You might find yourself content with your current employer or employment. That could cause you to cease any sort of professional development.

Professional development is an amazing way to prepare for a recession. Increasing your professional skills gives you the necessary knowledge to increase your demand in a specific field.

Increasing your professional skills helps you remain current with the demands of your career field, or several, and keep your current knowledge fresh and usable.

During the time of isolation, I finished two programming courses that I could not complete while working in the office.

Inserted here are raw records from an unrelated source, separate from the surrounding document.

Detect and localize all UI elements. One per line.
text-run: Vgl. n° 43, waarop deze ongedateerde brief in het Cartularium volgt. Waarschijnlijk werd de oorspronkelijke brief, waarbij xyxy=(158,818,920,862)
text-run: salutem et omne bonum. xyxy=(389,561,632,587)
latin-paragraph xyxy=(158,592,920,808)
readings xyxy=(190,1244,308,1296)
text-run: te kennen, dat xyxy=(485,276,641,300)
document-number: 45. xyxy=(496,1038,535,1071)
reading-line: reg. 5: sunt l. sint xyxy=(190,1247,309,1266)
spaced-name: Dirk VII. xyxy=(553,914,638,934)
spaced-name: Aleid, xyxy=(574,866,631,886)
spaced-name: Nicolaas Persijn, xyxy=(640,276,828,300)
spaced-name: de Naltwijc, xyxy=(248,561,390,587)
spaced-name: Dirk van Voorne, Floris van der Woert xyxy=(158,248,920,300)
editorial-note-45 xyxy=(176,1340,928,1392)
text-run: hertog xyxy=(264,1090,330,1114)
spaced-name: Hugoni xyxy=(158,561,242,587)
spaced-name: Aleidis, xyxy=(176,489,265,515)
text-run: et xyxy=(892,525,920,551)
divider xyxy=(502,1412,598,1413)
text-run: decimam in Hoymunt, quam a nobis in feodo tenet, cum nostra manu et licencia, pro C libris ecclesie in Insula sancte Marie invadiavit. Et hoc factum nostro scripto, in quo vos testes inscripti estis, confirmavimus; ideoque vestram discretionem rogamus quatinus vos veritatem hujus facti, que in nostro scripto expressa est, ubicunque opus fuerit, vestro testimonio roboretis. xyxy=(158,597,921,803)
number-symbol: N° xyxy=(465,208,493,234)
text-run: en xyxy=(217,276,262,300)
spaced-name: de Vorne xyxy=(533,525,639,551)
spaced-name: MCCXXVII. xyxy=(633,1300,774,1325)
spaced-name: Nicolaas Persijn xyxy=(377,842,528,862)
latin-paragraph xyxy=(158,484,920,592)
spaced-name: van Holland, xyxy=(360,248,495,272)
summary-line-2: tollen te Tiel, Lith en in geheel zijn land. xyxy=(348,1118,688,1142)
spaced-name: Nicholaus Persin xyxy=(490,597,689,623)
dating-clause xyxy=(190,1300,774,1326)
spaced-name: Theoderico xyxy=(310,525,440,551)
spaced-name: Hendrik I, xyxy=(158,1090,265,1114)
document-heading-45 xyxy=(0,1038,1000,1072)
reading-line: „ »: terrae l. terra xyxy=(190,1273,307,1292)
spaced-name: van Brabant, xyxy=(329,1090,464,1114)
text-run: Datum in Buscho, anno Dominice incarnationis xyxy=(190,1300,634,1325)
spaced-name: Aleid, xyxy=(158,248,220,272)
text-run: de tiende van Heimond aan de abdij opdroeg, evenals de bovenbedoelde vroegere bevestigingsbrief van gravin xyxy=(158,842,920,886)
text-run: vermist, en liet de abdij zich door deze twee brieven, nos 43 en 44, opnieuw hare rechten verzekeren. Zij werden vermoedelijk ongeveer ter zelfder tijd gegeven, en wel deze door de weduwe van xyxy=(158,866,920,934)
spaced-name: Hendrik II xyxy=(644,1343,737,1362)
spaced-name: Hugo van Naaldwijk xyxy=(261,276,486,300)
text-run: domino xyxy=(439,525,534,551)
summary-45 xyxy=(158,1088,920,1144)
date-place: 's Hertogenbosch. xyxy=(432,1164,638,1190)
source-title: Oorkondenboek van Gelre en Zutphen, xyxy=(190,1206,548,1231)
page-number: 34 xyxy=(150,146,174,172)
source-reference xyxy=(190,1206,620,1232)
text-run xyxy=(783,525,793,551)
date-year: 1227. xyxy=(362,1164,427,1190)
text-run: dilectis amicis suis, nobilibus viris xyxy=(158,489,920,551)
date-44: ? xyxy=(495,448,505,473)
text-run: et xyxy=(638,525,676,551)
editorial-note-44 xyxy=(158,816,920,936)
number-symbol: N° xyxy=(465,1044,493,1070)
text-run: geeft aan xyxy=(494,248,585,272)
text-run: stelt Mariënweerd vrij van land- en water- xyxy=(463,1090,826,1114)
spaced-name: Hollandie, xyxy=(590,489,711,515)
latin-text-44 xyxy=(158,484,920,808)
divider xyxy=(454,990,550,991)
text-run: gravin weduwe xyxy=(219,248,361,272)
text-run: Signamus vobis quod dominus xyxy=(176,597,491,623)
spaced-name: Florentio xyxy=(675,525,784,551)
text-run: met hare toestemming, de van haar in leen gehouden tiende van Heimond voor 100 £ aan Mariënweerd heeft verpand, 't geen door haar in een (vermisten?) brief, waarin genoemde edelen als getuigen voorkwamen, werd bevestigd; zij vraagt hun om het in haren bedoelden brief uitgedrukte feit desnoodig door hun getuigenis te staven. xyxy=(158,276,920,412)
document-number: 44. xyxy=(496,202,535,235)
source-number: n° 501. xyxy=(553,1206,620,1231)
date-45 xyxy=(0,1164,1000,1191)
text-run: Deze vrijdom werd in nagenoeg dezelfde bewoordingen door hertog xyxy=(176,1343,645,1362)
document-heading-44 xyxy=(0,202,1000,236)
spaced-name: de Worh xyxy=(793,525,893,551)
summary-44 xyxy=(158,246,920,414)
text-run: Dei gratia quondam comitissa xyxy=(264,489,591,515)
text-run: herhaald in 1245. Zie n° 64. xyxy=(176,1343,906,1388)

While others at my job were complaining about working from home; I was investing in professionally developing my skills. It is good for my future and will be good for you too.

Grow your own food

Growing food at home isn’t new, but a lot of people don’t do it. Some may think it’s hard to do or some may not feel like they have space or time to do it.

As a former black thumb (I think I’ve leveled up to brown thumb) I can tell you that growing your own food can be rewarding.

During the Great Depression, gardens were a way to make lives easier while producing good food.

For beginners, focus on one food item to grow and perfect it. If you don’t have a lot of space, use your windowsills to grow things like herbs in pots.

Fix what’s broken

Nowadays it’s very common to replace broken items.

However, during a recession, the better option is to fix the items that are broken.

I won’t pretend that I am Mrs. Handy Dolittle but I will admit that it is incredibly easy to fix things in the current world.

You can go right to YouTube or Google and search for how to fix a specific thing.

I didn’t think that I was the type of mom that could fix things.

Over the years, I’ve gotten better at researching how to fix basic household items, rather than hiring someone to fix them for me; or buying something new.

Goods like appliances or electronics are expensive.

Taking a little time to fix something is less costly as opposed to replacing it altogether.

You will save money that can go towards growing your savings and emergency funds.

DIY home essentials

Making your own DIY household products is cost-effective.

Buying the store products can get pricey and sometimes during a crisis, buying basic home essentials isn’t possible.

You don’t want to be stuck with dirty laundry or a smelly bathroom just because you couldn’t purchase items at the store. Simply DIY your home essentials and save lots of money in the process.

Cook at home

During a recession, the best thing you can do to waste money is constantly eating out. Now read that sentence again.

If you are looking to be as prepared as possible to face a recession, eating out will not be apart of the answer.

Meal prep your meals for the week by choosing a couple of hours on a specific day to get your food batched and stored.

Even if you feel like you don’t have enough time to meal prep, cooking at home is more efficient eating takeout very night.

Discover free entertainment

Facing a recession is scary but it does give families time to spend together.

Look for ways to entertain your family without spending money. There are plenty of ways to accomplish this.

You don’t need to spend money to avoid boredom, and there are times when the circumstance doesn’t allow for it.

There are many forms of entertainment that don’t involve spending. Think back to the time before the internet, mobile phones, and such.

You’ll be able to come up with plenty of ways to freely entertain yourselves. And if you can’t remember those ancient times, ask someone.

9 Tips for Preparing for a Recession

Discussing recessions and how to prepare for them isn’t the most exciting way to spend your time.

However, it is a necessary discussion that should be had.

I believe if people spoke more openly about finances, the shameful feelings behind being in debt and trying to pay it off will be removed.

We should be excited about discussing ways to be financially stable especially during these peculiar times.